200 Jahre Tradition: Mit roten Jacken, schwarzen Kniebundhosen und weißen Strümpfen trägt die Musikkapelle Türkenfeld auch optisch zum Silvesterritt bei.

Mit roten Jacken, schwarzen Kniebundhosen und weißen Strümpfen trägt die Musikkapelle Türkenfeld auch optisch zum Silvesterritt bei.

(Foto: Günther Reger)

Laura Nierhaus, die in Dünzelbach einen kleinen Reitstall betreibt, lässt sich von einem Pony auf einem kleinen "Marathon- Trainingswagen" ziehen. Die Wanderreiter Sebastian Siebenhütter und Lea Genitheim sind 16 Kilometer von Egling herübergeritten und freuen sich darauf, wie schon mindestens ein Dutzend Mal, dazu beitragen zu können, dass das von Türkenfelder Bauern im Jahre 1807 abgelegte Gelöbnis eingelöst werden kann.
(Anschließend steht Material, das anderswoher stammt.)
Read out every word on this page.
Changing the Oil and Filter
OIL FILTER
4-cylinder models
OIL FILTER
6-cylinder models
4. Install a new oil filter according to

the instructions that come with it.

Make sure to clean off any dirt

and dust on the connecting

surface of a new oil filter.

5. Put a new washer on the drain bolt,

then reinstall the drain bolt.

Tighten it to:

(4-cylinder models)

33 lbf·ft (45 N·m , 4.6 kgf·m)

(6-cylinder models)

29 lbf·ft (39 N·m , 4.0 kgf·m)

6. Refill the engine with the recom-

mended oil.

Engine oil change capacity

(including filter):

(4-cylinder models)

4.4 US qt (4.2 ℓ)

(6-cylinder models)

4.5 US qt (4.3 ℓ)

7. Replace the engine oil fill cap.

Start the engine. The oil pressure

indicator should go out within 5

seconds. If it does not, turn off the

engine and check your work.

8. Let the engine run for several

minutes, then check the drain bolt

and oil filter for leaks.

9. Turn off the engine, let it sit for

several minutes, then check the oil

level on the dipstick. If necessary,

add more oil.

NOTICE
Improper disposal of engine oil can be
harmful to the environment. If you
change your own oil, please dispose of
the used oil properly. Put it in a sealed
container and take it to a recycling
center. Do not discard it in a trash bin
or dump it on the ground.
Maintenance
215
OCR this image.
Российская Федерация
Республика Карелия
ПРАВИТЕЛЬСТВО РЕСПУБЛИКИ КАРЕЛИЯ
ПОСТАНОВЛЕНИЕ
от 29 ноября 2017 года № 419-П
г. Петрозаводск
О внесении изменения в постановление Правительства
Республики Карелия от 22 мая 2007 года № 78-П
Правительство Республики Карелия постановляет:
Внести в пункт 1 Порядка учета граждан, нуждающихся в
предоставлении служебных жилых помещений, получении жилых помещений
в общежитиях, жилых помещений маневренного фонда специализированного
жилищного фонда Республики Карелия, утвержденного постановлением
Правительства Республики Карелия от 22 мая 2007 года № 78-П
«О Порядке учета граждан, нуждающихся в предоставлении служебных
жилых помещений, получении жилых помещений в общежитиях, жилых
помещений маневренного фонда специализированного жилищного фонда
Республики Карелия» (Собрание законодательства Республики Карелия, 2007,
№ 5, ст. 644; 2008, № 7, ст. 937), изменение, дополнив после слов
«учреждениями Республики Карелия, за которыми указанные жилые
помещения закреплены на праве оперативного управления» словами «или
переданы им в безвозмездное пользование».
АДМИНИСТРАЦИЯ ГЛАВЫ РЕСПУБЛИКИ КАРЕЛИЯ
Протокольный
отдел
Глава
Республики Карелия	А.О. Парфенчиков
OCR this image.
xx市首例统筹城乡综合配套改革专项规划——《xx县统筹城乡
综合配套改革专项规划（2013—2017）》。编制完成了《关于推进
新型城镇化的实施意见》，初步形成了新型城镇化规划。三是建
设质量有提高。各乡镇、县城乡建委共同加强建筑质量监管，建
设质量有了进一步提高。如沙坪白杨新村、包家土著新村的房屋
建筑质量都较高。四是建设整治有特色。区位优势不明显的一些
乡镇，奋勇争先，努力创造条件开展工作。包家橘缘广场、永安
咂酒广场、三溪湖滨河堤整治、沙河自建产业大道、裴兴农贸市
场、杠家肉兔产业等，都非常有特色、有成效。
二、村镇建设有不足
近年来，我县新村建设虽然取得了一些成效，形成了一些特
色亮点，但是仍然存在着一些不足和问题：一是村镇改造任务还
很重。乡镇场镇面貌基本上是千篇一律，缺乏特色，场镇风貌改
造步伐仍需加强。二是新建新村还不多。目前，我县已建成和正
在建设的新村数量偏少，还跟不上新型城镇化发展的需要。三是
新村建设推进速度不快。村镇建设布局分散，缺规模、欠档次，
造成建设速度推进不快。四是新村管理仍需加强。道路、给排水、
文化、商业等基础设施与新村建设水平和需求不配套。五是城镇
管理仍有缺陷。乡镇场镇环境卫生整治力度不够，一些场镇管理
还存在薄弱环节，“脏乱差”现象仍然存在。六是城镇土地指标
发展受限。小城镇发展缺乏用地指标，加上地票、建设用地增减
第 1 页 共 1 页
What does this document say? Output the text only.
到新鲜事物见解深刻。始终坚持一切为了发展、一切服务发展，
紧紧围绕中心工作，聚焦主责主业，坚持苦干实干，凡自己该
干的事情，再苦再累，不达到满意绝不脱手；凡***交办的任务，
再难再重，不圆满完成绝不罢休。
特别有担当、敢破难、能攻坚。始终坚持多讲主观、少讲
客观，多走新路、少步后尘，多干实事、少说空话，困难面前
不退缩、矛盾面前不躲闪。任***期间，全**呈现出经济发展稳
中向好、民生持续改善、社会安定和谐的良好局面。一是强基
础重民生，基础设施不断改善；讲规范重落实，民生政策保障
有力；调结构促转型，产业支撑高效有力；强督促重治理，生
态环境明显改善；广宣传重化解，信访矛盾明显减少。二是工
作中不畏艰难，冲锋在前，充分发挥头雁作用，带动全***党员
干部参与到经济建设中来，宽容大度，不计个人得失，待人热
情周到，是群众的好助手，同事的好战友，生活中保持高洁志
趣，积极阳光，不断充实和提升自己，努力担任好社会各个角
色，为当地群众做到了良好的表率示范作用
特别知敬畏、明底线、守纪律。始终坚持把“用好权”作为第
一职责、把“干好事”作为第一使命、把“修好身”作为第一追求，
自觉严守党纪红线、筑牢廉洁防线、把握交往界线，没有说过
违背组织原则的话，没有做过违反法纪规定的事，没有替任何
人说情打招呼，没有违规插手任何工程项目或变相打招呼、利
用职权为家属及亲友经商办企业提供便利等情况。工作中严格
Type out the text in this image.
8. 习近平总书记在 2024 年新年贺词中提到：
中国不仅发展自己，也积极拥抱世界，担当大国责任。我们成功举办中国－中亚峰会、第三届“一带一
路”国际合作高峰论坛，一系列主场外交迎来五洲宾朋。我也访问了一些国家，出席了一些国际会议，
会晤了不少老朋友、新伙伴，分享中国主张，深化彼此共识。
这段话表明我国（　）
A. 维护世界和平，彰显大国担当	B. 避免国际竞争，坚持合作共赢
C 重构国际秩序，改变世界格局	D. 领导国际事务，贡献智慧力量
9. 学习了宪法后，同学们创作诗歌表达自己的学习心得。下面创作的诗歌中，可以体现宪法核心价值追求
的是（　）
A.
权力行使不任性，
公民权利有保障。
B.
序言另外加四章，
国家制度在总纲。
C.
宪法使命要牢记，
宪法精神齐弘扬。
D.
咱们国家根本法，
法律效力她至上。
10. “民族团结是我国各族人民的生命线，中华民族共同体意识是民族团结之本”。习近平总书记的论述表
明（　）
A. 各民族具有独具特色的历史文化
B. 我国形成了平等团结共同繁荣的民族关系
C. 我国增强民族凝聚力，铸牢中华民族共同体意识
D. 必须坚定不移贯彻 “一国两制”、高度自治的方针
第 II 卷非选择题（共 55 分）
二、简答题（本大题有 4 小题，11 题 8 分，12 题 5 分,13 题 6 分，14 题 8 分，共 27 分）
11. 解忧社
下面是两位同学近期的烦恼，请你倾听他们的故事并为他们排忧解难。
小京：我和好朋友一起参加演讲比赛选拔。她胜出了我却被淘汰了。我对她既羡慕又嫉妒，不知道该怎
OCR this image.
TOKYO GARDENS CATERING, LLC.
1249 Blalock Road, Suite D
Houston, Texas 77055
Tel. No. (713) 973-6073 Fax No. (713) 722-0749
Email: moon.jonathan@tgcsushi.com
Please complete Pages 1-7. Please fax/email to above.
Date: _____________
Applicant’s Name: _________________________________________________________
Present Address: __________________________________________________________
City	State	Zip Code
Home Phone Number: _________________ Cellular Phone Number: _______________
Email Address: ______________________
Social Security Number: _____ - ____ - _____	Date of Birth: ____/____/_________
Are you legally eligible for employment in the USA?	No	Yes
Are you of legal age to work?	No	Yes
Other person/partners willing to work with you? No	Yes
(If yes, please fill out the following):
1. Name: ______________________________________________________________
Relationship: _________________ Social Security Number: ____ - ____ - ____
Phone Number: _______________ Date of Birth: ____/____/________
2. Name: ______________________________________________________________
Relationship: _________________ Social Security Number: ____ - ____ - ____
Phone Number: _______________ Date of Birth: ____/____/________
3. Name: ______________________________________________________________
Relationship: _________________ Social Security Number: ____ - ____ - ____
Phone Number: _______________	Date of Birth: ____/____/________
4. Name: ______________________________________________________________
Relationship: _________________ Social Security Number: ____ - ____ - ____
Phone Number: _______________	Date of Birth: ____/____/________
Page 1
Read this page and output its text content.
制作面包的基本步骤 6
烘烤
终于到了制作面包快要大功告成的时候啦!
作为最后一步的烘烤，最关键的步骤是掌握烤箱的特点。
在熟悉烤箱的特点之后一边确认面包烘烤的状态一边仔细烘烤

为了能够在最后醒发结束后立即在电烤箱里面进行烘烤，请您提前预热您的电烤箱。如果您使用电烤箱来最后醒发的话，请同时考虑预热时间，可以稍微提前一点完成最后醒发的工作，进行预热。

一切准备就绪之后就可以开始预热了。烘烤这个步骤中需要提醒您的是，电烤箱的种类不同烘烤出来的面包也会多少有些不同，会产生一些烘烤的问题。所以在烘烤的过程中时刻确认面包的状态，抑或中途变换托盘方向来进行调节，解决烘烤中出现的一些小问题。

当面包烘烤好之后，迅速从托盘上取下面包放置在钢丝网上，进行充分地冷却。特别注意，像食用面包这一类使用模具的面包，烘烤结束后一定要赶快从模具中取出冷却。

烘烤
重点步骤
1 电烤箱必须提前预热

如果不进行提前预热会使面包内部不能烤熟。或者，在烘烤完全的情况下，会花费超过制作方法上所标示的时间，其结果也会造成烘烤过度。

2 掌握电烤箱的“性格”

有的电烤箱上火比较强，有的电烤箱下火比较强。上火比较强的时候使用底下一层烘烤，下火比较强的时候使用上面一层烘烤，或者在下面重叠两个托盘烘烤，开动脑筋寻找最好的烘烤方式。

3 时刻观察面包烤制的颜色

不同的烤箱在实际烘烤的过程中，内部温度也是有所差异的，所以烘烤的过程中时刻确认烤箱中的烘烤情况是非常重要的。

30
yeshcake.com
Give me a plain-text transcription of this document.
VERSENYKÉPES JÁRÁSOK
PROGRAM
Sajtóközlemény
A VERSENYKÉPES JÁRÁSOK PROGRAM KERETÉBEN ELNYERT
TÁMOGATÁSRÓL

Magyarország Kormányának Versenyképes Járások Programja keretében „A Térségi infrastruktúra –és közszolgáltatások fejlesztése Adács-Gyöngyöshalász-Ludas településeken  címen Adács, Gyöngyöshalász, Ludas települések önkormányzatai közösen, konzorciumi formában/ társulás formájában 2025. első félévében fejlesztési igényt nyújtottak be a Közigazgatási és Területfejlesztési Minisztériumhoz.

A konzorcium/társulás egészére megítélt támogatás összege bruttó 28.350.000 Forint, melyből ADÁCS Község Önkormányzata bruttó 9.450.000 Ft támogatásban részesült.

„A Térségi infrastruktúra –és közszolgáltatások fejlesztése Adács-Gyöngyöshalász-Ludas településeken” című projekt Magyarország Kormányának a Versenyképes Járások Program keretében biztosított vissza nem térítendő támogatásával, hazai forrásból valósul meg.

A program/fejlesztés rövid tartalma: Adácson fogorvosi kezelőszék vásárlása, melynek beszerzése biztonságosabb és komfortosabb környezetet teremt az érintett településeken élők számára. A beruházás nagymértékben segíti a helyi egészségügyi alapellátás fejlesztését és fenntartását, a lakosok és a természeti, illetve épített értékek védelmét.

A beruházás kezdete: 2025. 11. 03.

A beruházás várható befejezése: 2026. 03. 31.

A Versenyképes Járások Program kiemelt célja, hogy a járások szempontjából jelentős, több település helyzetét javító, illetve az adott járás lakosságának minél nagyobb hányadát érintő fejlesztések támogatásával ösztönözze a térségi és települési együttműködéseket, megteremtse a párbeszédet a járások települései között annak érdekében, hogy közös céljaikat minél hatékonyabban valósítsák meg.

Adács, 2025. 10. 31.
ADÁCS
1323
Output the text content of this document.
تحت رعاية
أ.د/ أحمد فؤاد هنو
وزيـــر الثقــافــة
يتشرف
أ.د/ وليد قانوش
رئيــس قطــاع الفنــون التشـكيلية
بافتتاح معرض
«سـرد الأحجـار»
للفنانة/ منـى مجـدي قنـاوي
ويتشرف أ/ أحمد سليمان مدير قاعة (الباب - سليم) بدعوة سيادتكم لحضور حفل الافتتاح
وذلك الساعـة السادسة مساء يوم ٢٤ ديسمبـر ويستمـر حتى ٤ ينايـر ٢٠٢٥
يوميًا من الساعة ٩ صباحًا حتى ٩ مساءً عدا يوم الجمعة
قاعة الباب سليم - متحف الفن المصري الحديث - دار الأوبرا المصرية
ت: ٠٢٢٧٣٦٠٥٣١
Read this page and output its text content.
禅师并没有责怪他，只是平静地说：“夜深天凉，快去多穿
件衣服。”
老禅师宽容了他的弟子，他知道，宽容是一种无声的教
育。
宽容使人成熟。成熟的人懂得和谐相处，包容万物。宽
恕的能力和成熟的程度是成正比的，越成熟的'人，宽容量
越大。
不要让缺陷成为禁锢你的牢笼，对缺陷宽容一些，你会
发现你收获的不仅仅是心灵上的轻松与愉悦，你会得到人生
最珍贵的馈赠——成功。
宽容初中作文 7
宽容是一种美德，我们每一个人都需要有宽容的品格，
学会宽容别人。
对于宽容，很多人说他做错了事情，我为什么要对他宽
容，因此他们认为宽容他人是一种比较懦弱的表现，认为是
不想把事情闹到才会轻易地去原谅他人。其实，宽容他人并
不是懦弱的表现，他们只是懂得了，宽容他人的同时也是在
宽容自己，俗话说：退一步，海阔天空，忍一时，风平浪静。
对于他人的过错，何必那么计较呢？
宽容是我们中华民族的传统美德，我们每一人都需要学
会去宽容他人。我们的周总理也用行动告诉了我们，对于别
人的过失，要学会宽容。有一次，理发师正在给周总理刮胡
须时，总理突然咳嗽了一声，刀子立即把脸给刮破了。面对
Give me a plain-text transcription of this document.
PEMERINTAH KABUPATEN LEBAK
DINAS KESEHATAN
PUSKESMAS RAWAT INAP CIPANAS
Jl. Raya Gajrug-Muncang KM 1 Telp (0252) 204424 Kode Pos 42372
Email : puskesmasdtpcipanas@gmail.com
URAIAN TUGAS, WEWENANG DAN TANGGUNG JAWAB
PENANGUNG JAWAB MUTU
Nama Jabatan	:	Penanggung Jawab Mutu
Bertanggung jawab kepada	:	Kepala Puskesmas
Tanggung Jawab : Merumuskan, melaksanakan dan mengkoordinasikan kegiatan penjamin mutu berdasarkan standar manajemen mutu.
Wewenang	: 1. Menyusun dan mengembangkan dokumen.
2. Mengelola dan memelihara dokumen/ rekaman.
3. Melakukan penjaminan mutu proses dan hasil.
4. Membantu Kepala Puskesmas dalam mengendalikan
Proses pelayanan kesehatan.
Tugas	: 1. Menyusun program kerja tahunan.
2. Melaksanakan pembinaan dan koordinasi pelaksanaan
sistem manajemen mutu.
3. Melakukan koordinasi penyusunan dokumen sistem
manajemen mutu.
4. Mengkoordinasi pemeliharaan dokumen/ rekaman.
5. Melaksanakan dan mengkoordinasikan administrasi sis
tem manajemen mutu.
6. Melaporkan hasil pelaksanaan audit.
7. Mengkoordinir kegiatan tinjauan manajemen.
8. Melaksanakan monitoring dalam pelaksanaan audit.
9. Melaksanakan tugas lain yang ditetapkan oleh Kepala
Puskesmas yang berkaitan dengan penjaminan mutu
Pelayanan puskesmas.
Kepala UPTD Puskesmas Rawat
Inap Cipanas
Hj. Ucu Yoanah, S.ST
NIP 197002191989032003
Damals flehten die Bauern den Heiligen an, als eine Seuche in der Gegend wütete. Weil ihre Pferde weitgehend verschont blieben, versprachen sie, ihm alljährlich an seinem Todestag mit einer Pferdeprozession zu danken. Nach der Segnung dankt Bürgermeister Staffler allen Mitwirkenden und wünscht ihnen und allen Zuschauern ein Jahr 2023, in dem sich die Menschen verstärkt der traditionellen Werte besinnen, in Anbetracht von Krisen zusammenstehen und mit Zuversicht ein friedvolles Leben führen können. Zum Abschluss spielte die Blaskapelle "Gott mit dir, du Land der Bayern".